Estate planning is the act of preparing for the transfer of a person’s wealth and assets after his or her death. Assets, life insurance, pensions, real estate, cars, personal belongings, and debts are all part of one’s estate


Did you know that there are trusts for almost every purpose? That there are probate avoidance trusts, generation skipping trusts, dynasty trusts, life insurance trusts, special needs trusts, asset protection trusts, to name a few?

Did you also know that almost every client can benefit from the creation of a trust? A probate avoidance trust that is properly funded will avoid probate and the attendant probate fees (e.g. current statutory fees for a $500,000.00 probate estate are $13,000.00 for the attorney and $13,000.00 for the executor; the cost of a trust is a fraction of these fees; for a $1,000,000.00 probate estate, current fees are $23,000.00 for each … just do the math).

I am experienced in the creation and funding of all of the mentioned trusts. I am available to advise you concerning these matters. Please call me or contact us online if you have any questions or desire further information.


Did you know that every person with a trust requires a will; and those without trusts must have wills if they want to have control over who receives their assets after death?
Did you know that there are certain formalities that must be observed in order for a will to be effective (such as the proper use of witnesses)? Or that it is in the will that you set forth guardianship provisions for minor children?

I prepare pour-over wills (for use with trusts) as part of the estate plan. I also prepare ordinary wills and wills with testamentary trusts.

Powers of Attorney

When do you need a Power of Attorney? Are you going to have surgery? Are you planning on taking an extended vacation when you will be out of touch? Do you know someone elderly who is having difficulty managing their financial affairs?

Powers of attorney are used to allow others to handle financial affairs of those who are unable or unavailable to handle their own affairs. The powers can be effective immediately or upon the occurrence of an event; the powers can continue after the onset of a disability or be terminated at that point. Powers can be general or limited to a specific concern or transaction. A common situation that I encounter is when an elderly parent no longer wishes to handle their checking account; giving a trusted child a power of attorney solves this problem.

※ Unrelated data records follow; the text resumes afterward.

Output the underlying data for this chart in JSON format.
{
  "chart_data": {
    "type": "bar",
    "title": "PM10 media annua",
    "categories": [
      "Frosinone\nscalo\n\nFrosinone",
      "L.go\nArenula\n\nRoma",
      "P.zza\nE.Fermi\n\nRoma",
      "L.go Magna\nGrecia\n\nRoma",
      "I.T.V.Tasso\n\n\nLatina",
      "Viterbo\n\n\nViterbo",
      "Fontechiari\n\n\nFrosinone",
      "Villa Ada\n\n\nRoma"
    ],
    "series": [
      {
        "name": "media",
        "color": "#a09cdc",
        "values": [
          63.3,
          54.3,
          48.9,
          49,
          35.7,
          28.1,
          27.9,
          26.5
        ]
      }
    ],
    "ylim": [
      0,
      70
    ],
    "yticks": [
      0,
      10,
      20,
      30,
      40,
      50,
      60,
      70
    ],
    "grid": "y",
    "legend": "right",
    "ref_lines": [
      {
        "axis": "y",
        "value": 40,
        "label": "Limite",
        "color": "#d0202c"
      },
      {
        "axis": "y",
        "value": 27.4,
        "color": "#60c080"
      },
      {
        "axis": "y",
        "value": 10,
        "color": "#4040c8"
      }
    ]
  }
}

If you have concerns for yourself or a loved one that might be addressed by having a power of attorney, please CONTACT US today.

Advance Health Care Directives

What do you want to happen if you are in a coma, on life support? Do you want to have someone pull the plug? Do you want to participate in organ donation or otherwise dictate how your remains are to be dealt with?

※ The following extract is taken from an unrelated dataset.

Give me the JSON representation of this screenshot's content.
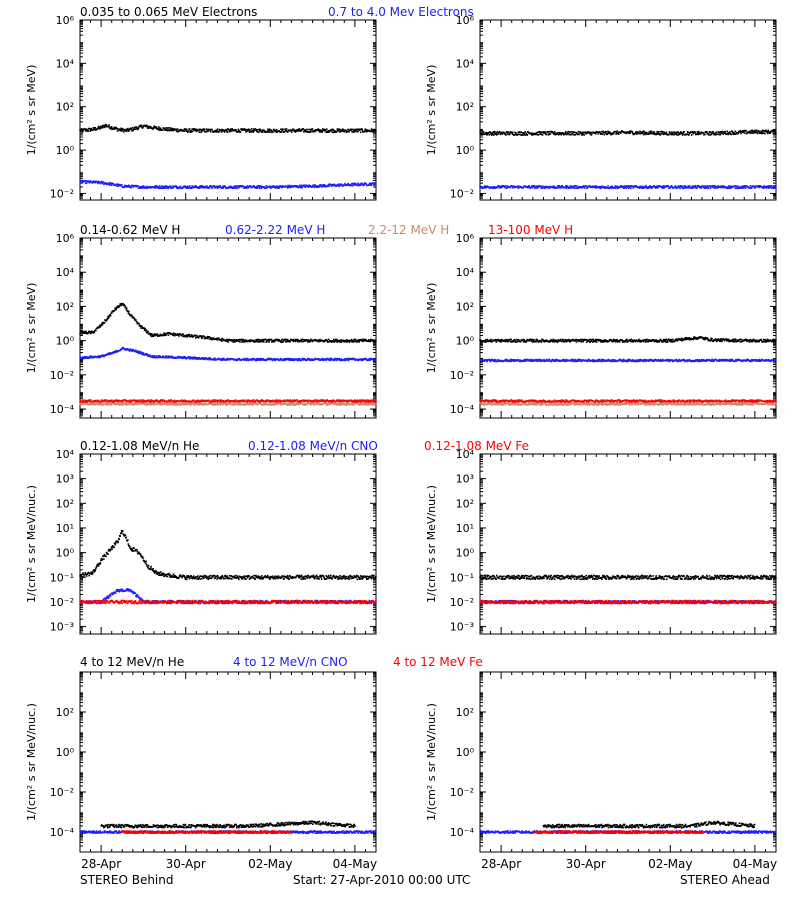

The Advance Health Care Directive, formerly known as a durable power of attorney for healthcare, is used to give instructions concerning end-of-life medical care for terminal illness, organ donation, and other personal matters, should the person making the directive no longer be able to communicate on their own (e.g. they are in a coma) . Similar to a power of attorney, an agent is appointed to make decisions when you cannot, concerning the issues dealt with in the Advance Health Care Directive. Most clients instruct me to include “pull the plug” provisions in these documents, however, you could instruct otherwise.

I have drafted scores of these documents. My clients have peace of mind knowing that their desires for end of life care will be honored, even if they cannot express those desires for themselves at the time.